In terms of saving energy, CHP is highly efficient - using waste heat, CHP plants can reach efficiency ratings in excess of 80%. This compares with the efficiency of gas power stations, which on average rate at around 50% Coal-fired plants fare even less well with an efficiency of around 38%. 

As an energy generation process, CHP is also fuel-neutral, which means that a CHP process can be applied to both renewable and fossil fuels. The specific technologies employed, and the efficiencies they achieve will vary, but in every situation CHP offers the capability to make more efficient and effective use of valuable primary energy resources. 

CHP plants provide local heat, electricity and sometimes even cooling to various types of users. Because the energy is produced locally, CHP has the added benefit of avoiding efficiency losses incurred through transmission and distribution of electricity through the National Grid and local distribution networks. Around 7% of energy would usually be lost when the network is used to transport energy from the generation source to the user. 

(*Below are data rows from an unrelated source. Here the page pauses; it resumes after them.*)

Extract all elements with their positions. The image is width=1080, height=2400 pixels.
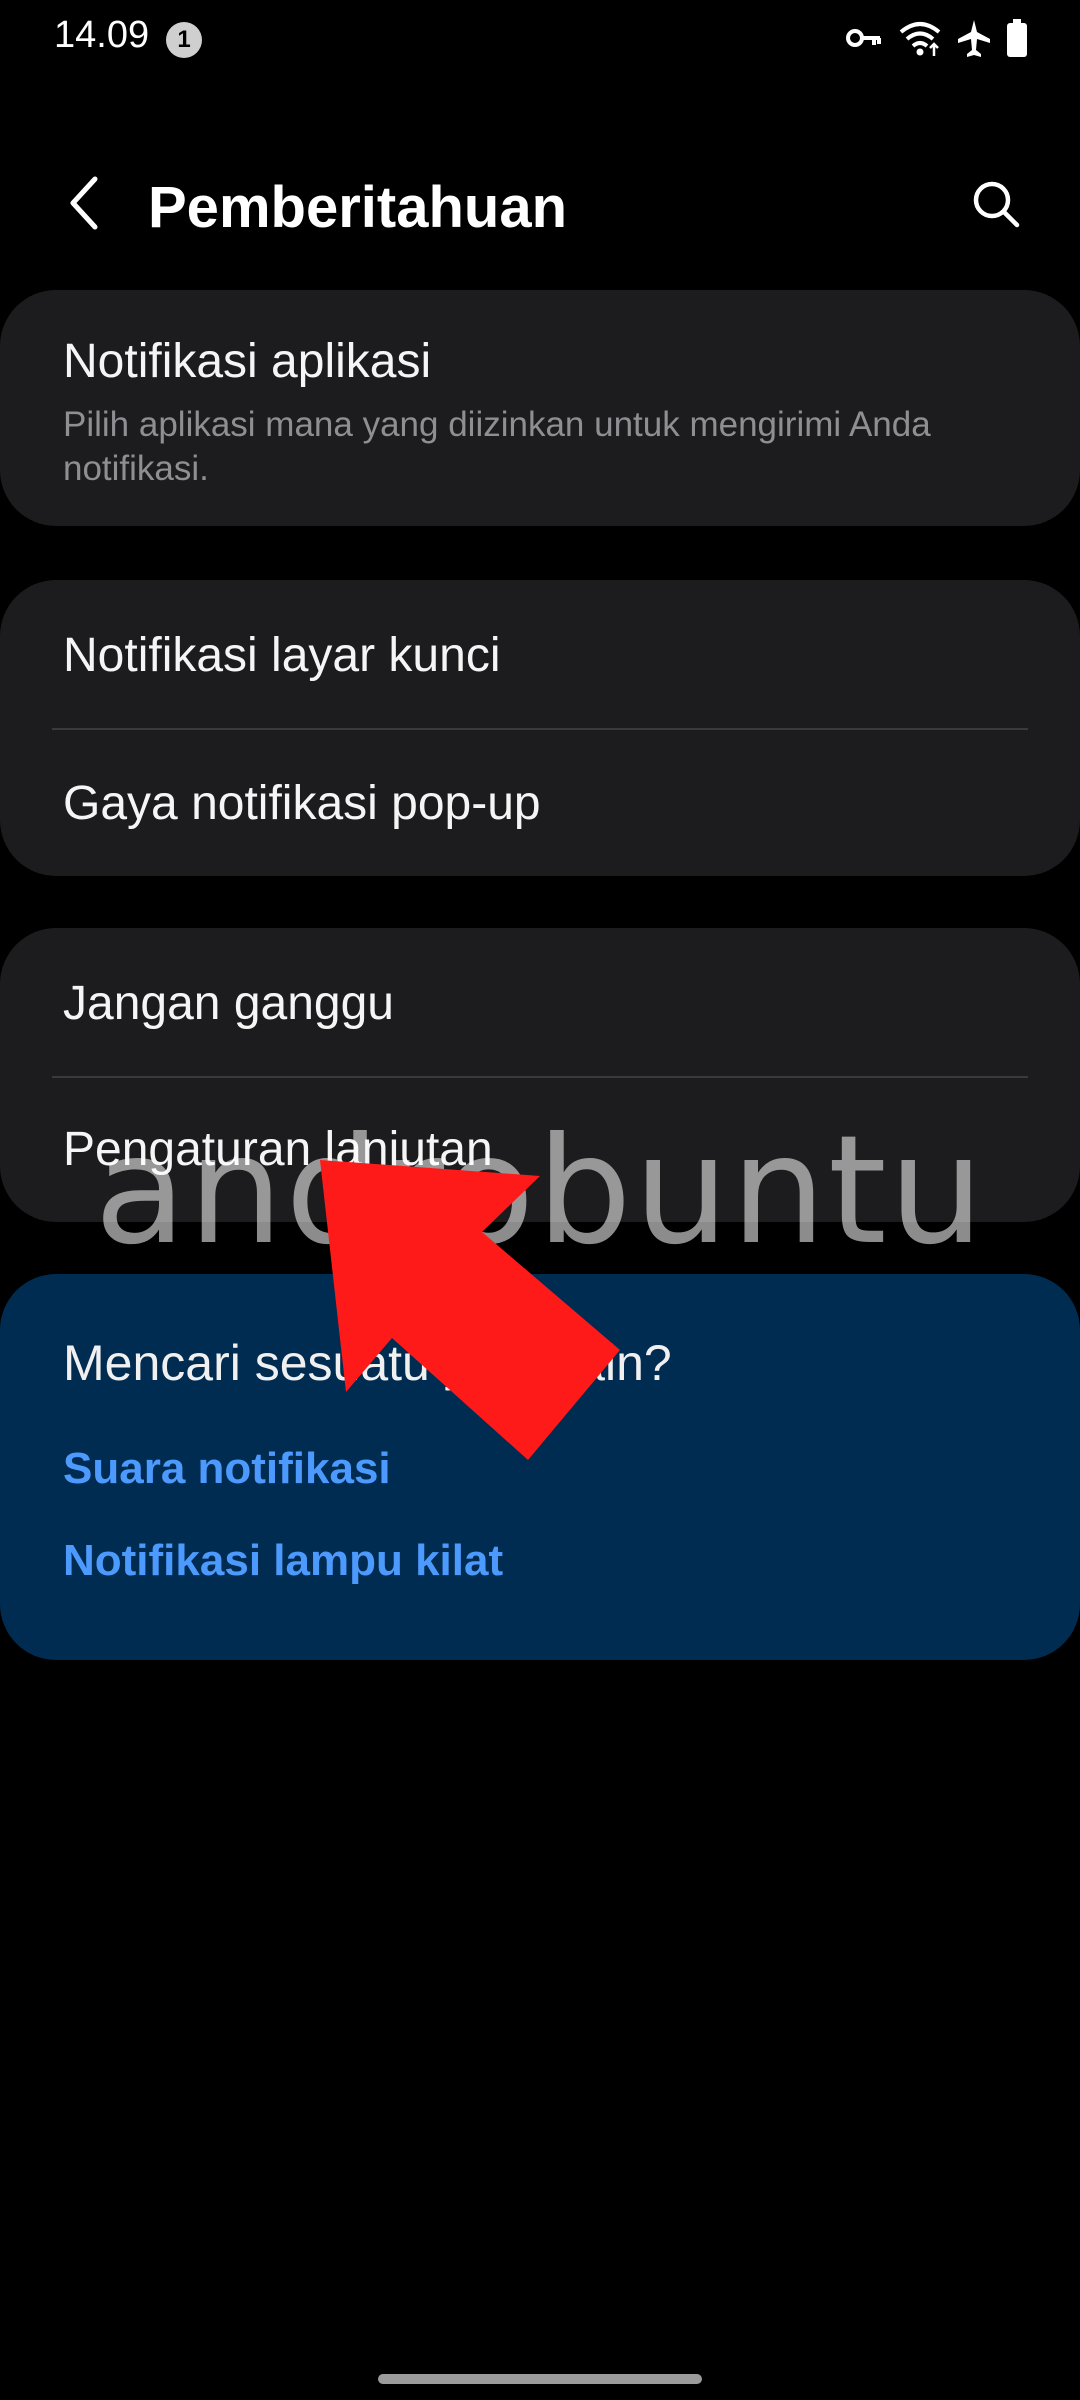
flash-notification-link[interactable]: Notifikasi lampu kilat (63, 1536, 503, 1586)
app-notifications-subtitle-line2: notifikasi. (63, 449, 209, 488)
battery-icon (1007, 19, 1027, 57)
page-title: Pemberitahuan (148, 175, 567, 240)
suggestions-title: Mencari sesuatu yang lain? (63, 1335, 672, 1391)
wifi-icon (899, 22, 941, 56)
dnd-advanced-card: Jangan ganggu Pengaturan lanjutan (0, 928, 1080, 1222)
suggestions-card: Mencari sesuatu yang lain? Suara notifik… (0, 1274, 1080, 1660)
back-button[interactable] (50, 168, 120, 238)
app-notifications-item[interactable]: Notifikasi aplikasi Pilih aplikasi mana … (63, 334, 1020, 491)
divider (52, 728, 1028, 730)
advanced-settings-title: Pengaturan lanjutan (63, 1123, 493, 1176)
status-icons (844, 18, 1028, 58)
app-bar: Pemberitahuan (0, 160, 1080, 250)
search-icon (973, 181, 1020, 228)
popup-style-item[interactable]: Gaya notifikasi pop-up (63, 776, 1020, 831)
lock-screen-notifications-item[interactable]: Notifikasi layar kunci (63, 628, 1020, 683)
key-icon (846, 29, 881, 47)
status-time: 14.09 (54, 14, 150, 56)
notification-sound-link[interactable]: Suara notifikasi (63, 1444, 391, 1494)
airplane-icon (958, 20, 990, 57)
app-notifications-card: Notifikasi aplikasi Pilih aplikasi mana … (0, 290, 1080, 526)
lock-screen-notifications-title: Notifikasi layar kunci (63, 629, 501, 682)
app-notifications-title: Notifikasi aplikasi (63, 335, 432, 388)
do-not-disturb-title: Jangan ganggu (63, 977, 394, 1030)
status-bar: 14.09 1 (0, 0, 1080, 80)
back-arrow-icon (70, 176, 98, 230)
advanced-settings-item[interactable]: Pengaturan lanjutan (63, 1122, 1020, 1177)
app-notifications-subtitle-line1: Pilih aplikasi mana yang diizinkan untuk… (63, 405, 931, 444)
do-not-disturb-item[interactable]: Jangan ganggu (63, 976, 1020, 1031)
popup-style-title: Gaya notifikasi pop-up (63, 777, 541, 830)
app-notifications-subtitle: Pilih aplikasi mana yang diizinkan untuk… (63, 403, 1020, 491)
notification-display-card: Notifikasi layar kunci Gaya notifikasi p… (0, 580, 1080, 876)
divider (52, 1076, 1028, 1078)
home-indicator[interactable] (378, 2374, 702, 2384)
notification-count-badge: 1 (166, 22, 202, 58)
search-button[interactable] (956, 164, 1036, 244)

And to further increase its credentials in the saving energy arena, CHP can also be combined with other sustainable energy processes to increase its effectiveness and viability, for example, trigeneration is the use of a CHP unit in conjunction with an absorption chiller to provide electricity, heat and cooling. Buildings with continuous or seasonal cooling demands can install trigeneration as a cost effective and low carbon way to achieve their heating and cooling needs, with the waste heat produced by the CHP unit providing the required energy to produce chilled water. CHP really does represent one of the most interesting and versatile energy saving solutions.